People who did not know what we knew were cooyawn (couillon) which means stupid, when something was dirty it was coshawn (coshon) and we ro dah dayed (rodee') which means we ran the streets. We could say anything we wanted about anybody as long as we prefaced our remark with, "Bless her heart." Those who did not understand us were say-bet (ces't bet) which means uneducated. 

We also used the word me in a lot in our sentences. For instance, "I'm going to eat me some crayfish, or "I'm going to buy me some groceries. Our favorite card game was a cajun game called  Bourre', pronounced booray. When we went to bed we were going to make dodo (dough dough). When we beat someone by a lot we pelayed them and when we wanted to get even with someone we put the gree-gree (gris gris) on them. 

Growing up in southeast Louisiana surrounded by Cajun French people, in a Cajun French family, made an impression on me. A big part of my heritage that was passed on to me, and still sticks with me, was the art of celebrating life and family. There was always a large contingency of family gathered at our house and there was usually joke telling, laughter, dancing, cocktails and a lot of food. This obviously made an impression on me because I still love celebrating life and loved ones. There is nothing that is more fun for me than being surrounded by loved ones eating, drinking and enjoying each other. Paul and I love it when family and friends come over and we get out the board games or a deck of cards and play games into the wee hours of the morning. I sometimes worry we will wake the neighbors with our hilarious laughter and loudness.

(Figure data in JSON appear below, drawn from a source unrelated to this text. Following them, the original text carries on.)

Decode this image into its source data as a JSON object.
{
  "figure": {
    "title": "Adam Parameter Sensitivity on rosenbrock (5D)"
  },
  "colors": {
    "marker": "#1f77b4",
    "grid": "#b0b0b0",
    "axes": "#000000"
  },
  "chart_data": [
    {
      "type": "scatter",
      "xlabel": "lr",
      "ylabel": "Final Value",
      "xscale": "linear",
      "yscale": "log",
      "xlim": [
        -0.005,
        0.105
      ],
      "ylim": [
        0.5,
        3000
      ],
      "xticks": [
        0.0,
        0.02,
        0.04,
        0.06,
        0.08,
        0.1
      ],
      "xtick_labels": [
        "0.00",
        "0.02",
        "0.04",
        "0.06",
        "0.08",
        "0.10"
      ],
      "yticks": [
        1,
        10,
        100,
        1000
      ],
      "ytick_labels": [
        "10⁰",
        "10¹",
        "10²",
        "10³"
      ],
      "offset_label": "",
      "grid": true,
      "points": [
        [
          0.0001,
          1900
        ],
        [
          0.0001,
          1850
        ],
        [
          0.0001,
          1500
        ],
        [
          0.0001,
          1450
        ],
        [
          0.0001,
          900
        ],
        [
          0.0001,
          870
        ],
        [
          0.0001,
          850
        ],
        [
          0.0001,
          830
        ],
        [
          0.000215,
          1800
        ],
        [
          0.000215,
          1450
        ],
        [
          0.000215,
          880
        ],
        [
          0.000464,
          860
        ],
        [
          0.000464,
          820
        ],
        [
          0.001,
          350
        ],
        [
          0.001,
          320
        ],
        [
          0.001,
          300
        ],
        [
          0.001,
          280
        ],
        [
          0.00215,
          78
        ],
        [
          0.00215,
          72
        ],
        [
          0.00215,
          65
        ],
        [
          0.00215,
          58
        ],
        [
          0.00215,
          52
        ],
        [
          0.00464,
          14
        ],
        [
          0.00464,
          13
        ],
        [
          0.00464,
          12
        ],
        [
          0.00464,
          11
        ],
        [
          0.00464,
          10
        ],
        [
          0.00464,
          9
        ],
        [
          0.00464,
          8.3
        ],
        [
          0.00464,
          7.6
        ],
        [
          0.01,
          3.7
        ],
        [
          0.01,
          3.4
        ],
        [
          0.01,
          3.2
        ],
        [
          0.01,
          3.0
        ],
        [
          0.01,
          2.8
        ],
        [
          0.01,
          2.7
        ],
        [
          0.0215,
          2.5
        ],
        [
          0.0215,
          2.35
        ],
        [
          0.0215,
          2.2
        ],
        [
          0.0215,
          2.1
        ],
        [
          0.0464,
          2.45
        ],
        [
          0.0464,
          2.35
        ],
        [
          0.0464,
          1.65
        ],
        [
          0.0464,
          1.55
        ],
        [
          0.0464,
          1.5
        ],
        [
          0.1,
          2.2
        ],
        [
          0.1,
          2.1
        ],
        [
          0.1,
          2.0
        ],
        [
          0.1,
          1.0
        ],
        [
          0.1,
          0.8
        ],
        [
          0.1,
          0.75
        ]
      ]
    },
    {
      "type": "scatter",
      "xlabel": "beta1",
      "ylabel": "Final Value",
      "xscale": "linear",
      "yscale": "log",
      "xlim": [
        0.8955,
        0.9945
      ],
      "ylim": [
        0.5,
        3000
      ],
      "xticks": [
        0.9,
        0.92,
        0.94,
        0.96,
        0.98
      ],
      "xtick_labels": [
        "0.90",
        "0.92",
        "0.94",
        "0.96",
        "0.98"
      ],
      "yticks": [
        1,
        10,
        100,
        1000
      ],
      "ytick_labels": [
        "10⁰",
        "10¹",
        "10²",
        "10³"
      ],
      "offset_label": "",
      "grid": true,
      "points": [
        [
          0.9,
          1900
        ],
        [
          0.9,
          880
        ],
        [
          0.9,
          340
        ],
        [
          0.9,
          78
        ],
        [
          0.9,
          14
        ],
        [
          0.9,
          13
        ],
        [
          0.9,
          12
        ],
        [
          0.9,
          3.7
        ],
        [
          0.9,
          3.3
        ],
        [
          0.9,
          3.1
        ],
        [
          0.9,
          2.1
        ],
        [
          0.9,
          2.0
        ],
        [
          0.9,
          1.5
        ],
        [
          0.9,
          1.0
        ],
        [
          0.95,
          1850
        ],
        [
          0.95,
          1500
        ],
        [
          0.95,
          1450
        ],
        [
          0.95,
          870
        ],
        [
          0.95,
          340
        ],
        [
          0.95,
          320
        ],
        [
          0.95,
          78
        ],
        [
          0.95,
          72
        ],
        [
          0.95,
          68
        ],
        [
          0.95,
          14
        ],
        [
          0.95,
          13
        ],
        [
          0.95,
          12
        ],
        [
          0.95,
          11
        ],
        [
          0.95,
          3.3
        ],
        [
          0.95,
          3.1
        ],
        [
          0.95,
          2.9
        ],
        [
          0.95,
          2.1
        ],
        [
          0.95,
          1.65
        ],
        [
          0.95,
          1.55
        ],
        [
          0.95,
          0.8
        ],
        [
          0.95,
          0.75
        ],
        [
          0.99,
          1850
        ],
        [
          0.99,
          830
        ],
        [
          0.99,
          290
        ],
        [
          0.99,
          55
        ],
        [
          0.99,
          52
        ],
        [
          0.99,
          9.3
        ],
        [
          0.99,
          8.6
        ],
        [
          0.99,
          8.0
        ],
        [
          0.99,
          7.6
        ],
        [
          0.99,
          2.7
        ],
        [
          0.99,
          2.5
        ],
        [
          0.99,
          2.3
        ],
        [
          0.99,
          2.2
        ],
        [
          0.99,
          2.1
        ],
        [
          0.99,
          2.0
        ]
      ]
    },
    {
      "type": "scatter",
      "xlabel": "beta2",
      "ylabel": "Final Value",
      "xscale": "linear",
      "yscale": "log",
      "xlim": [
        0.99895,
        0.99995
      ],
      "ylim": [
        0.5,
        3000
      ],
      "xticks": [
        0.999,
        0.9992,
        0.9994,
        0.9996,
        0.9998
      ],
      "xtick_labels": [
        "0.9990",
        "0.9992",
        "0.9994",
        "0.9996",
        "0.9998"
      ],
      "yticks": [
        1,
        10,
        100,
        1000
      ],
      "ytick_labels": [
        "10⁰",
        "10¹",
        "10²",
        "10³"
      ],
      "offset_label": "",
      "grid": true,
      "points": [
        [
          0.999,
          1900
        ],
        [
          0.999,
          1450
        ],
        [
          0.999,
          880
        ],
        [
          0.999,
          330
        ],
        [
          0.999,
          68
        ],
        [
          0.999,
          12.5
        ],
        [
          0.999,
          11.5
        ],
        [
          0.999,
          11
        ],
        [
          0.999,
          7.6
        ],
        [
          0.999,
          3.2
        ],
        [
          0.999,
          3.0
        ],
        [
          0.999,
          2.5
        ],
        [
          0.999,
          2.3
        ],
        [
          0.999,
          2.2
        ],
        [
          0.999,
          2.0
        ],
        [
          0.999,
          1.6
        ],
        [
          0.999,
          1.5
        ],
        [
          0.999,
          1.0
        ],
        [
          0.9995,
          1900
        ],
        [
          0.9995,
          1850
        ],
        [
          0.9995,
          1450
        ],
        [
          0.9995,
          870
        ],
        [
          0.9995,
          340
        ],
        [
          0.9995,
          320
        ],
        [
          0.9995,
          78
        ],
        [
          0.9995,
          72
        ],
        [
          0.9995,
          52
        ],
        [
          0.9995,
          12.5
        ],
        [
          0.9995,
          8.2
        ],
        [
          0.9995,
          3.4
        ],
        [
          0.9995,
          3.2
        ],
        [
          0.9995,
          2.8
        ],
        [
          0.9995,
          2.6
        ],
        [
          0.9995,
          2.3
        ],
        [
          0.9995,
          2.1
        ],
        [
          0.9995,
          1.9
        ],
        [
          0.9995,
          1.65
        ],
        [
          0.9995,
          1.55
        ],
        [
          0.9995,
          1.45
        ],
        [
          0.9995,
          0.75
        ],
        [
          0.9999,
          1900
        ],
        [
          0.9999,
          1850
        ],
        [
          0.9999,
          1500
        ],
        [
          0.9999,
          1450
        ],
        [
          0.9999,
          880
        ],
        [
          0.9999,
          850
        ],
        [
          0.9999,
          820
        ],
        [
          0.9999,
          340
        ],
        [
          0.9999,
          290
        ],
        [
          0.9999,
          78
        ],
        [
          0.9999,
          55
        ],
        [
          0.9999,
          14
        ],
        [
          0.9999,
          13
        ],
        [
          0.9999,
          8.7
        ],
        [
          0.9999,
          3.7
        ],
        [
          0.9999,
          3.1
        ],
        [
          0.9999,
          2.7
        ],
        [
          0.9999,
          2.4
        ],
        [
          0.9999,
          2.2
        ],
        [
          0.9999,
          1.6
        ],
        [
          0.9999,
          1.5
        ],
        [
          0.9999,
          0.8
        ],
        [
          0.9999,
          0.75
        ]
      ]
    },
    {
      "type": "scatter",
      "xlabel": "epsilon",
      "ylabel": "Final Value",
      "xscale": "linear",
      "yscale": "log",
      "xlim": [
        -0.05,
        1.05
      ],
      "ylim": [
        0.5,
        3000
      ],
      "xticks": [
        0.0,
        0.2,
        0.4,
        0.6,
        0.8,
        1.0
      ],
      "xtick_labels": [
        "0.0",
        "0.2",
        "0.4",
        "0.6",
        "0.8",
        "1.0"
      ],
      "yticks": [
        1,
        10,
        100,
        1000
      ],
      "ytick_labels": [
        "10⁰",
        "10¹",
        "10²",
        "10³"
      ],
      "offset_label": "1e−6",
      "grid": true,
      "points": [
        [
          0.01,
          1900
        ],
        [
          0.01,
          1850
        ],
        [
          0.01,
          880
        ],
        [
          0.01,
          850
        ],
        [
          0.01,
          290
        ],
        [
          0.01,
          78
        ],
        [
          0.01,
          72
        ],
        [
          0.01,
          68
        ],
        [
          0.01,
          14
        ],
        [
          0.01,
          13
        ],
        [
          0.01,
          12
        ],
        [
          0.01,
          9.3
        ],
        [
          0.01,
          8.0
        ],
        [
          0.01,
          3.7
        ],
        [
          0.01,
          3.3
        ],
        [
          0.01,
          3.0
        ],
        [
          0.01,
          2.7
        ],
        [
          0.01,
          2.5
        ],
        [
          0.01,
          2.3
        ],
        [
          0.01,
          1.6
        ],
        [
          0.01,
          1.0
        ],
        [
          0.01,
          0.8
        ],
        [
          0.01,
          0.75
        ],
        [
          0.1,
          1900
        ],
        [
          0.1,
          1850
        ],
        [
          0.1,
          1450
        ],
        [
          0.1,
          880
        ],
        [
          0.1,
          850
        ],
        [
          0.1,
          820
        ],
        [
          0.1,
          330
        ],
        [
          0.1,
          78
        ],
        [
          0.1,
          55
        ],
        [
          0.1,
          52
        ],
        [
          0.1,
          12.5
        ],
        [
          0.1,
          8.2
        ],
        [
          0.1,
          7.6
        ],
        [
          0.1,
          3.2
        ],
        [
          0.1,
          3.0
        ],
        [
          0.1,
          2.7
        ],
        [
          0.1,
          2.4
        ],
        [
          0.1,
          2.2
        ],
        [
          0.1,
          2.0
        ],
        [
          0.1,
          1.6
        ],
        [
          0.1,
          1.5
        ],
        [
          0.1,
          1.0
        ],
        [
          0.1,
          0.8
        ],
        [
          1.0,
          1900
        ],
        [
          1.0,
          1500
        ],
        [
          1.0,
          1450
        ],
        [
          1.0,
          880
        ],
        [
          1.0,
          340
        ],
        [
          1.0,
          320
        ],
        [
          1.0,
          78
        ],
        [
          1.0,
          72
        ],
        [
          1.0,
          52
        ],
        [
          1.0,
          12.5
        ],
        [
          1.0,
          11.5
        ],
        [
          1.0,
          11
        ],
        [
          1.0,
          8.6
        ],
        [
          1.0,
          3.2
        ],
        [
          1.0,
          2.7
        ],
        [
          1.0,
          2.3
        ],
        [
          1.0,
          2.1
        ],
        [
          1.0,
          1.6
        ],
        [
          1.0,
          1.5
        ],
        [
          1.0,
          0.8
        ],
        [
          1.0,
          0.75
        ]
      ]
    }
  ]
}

I am the only one left in the family from the "old guard" and I sometimes get nostalgic for those times when the house rocked with laughter and song, while the youngsters (that would be me) played with our cousins till we were worn out, or till the older generation made us go to bed. Bed for us, at those times, was what we called making a pallet on the floor. The children all slept on the floor so the adults could have the beds.

I call my growing up years, a Cajun way of life, and as I look back on those times I have come to appreciate the area, the people, and the uniqueness of it all. There was a time when I was embarrassed to be Cajun because people called us coon asses, but as I grew up I began to understand and appreciate my heritage. My people's motto for life is "Laizze les bon temps rouler", let the good times roll. Now, that has to be a good thing, don't you think?